Mettre en place un budget participatif en entreprise pour financer des projets à impact social et environnemental

Mettre en place un budget participatif en entreprise pour financer des projets à impact social et environnemental

Mettre en place un budget participatif en entreprise permet de financer des projets à impact social et environnemental proposés par les collaborateurs, tout en renforçant l’engagement interne. Inspiré des démarches citoyennes menées par de nombreuses villes (Paris, Lisbonne, Madrid…), ce mécanisme se déploie désormais dans des organisations privées, notamment dans des groupes internationaux et des ETI soucieuses de crédibiliser leur stratégie RSE.

Ce format d’article propose une démarche opérationnelle, des outils concrets et des retours d’expérience adaptés à des responsables RSE, DRH, directions de l’innovation ou directions générales souhaitant lancer un tel dispositif.

Intégrer le budget participatif à la stratégie RSE et business

Avant de travailler le “comment”, il est essentiel de clarifier le “pourquoi”. Un budget participatif est d’autant plus efficace qu’il est relié à des objectifs déjà existants :

  • Réduction de l’empreinte carbone (scopes 1, 2 et 3)
  • Amélioration de la qualité de vie au travail et de l’engagement collaborateurs
  • Renforcement de l’ancrage territorial
  • Innovation sociale (produits ou services à impact)
  • Dans plusieurs groupes internationaux, le budget participatif interne est hébergé dans la fonction RSE mais co-piloté avec les RH et parfois la direction de l’innovation.

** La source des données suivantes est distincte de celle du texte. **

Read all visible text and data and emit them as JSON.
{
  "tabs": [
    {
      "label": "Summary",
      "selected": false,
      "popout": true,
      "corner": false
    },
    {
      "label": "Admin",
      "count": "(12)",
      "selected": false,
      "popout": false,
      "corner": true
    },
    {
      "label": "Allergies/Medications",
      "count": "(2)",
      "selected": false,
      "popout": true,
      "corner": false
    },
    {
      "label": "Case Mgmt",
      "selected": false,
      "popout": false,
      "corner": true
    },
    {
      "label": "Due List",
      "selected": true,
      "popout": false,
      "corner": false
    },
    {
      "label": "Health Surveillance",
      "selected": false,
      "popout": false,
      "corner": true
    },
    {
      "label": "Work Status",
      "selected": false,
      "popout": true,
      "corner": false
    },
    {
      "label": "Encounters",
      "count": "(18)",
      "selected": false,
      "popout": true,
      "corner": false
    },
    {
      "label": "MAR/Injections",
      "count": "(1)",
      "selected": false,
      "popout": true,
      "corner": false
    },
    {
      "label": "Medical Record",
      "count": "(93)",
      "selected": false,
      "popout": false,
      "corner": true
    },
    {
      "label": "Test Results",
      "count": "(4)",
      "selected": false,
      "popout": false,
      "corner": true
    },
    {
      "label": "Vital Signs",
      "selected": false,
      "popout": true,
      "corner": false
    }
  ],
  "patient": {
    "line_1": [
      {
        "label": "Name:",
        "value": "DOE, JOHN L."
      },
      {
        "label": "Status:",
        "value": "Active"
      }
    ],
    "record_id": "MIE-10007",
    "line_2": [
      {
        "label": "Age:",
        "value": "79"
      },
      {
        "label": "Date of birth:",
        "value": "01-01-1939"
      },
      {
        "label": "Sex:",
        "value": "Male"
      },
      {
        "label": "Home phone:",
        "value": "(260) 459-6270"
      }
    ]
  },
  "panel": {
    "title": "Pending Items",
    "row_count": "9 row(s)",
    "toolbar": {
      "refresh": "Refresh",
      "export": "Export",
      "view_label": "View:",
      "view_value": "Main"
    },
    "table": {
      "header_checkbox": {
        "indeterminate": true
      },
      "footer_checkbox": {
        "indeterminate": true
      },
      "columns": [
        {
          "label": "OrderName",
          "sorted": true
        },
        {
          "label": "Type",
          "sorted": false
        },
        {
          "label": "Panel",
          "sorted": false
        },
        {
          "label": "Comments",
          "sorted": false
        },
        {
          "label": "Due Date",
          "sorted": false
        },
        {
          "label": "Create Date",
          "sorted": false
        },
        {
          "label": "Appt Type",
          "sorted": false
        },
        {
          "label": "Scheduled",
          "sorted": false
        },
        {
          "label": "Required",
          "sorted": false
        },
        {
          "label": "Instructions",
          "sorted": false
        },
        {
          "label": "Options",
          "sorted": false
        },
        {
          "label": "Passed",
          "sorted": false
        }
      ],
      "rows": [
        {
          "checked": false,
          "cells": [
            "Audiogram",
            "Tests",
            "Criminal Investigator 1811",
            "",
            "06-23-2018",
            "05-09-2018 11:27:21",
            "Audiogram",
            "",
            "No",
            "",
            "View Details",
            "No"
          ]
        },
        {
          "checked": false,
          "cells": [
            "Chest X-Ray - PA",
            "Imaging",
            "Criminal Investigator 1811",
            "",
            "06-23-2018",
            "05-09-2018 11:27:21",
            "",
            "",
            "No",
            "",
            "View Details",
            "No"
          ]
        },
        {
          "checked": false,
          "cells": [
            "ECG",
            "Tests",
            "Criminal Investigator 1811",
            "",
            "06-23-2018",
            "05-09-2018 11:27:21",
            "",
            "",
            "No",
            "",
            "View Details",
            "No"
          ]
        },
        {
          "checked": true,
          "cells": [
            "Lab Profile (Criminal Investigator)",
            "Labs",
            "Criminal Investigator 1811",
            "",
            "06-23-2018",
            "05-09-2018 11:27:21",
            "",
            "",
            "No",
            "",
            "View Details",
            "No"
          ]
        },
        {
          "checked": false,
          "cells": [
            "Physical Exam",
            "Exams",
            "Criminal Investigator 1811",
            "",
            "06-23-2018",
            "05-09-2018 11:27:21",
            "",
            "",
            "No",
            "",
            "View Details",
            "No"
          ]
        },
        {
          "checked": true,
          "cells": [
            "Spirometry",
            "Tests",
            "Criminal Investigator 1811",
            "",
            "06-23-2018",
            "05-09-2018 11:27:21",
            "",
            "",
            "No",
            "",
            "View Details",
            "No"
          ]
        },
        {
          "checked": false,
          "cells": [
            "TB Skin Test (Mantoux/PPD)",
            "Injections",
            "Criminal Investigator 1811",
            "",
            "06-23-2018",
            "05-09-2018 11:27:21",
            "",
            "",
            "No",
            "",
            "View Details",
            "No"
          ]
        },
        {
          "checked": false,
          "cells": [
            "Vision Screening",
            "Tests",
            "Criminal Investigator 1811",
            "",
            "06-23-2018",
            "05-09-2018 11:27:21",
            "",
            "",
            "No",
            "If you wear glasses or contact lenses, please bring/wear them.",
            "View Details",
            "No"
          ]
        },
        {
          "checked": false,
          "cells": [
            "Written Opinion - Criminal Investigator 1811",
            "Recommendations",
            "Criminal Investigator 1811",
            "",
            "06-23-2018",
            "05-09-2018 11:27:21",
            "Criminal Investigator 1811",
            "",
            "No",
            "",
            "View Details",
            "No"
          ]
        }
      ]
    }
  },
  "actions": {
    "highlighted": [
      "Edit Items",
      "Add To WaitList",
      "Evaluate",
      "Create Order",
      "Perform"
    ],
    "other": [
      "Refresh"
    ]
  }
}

Ce co-pilotage évite que le dispositif soit perçu comme purement “symbolique” ou “communicationnel” et facilite l’intégration des projets retenus dans les processus métier (achats, immobilier, IT, etc.).

    Exemple réel : le Green Fund d’Adobe

    Un exemple documenté est celui d’Adobe, qui a mis en place un fonds interne baptisé souvent “Green Fund” pour financer des projets portés par les collaborateurs afin de réduire l’empreinte environnementale de l’entreprise et de ses sites.

    Fonctionnement clé (d’après les retours publiés par l’entreprise et analysés par plusieurs organismes spécialisés en RSE) :

  • Un budget annuel centralisé est alloué au niveau global.
  • Des équipes locales (dans les bureaux) peuvent soumettre des projets : amélioration de l’efficacité énergétique, compostage, réduction des déchets, installation de parkings vélos, etc.
  • Les projets sont évalués sur des critères transparents : impact environnemental mesurable, coût, faisabilité, potentiel de réplication sur d’autres sites.
  • Les collaborateurs participent au choix via des comités mixtes (RSE + salariés) et parfois des votes internes pour départager les projets.
  • Les résultats (économies d’énergie, diminution des déchets, satisfaction des collaborateurs) sont suivis et partagés en interne.
  • Adobe met en avant des résultats concrets :

  • Réduction mesurable des émissions liées à l’énergie sur plusieurs sites après des travaux financés par ce fonds.
  • Augmentation du taux de participation aux programmes environnementaux internes.
  • Renforcement du sentiment de fierté et de pouvoir d’agir des collaborateurs impliqués.
  • Ce type de dispositif n’est pas strictement appelé “budget participatif” dans tous les cas, mais les mécanismes sont similaires : dotation budgétaire dédiée, appels à projets, évaluation transparente et implication des collaboratrices et collaborateurs dans la sélection.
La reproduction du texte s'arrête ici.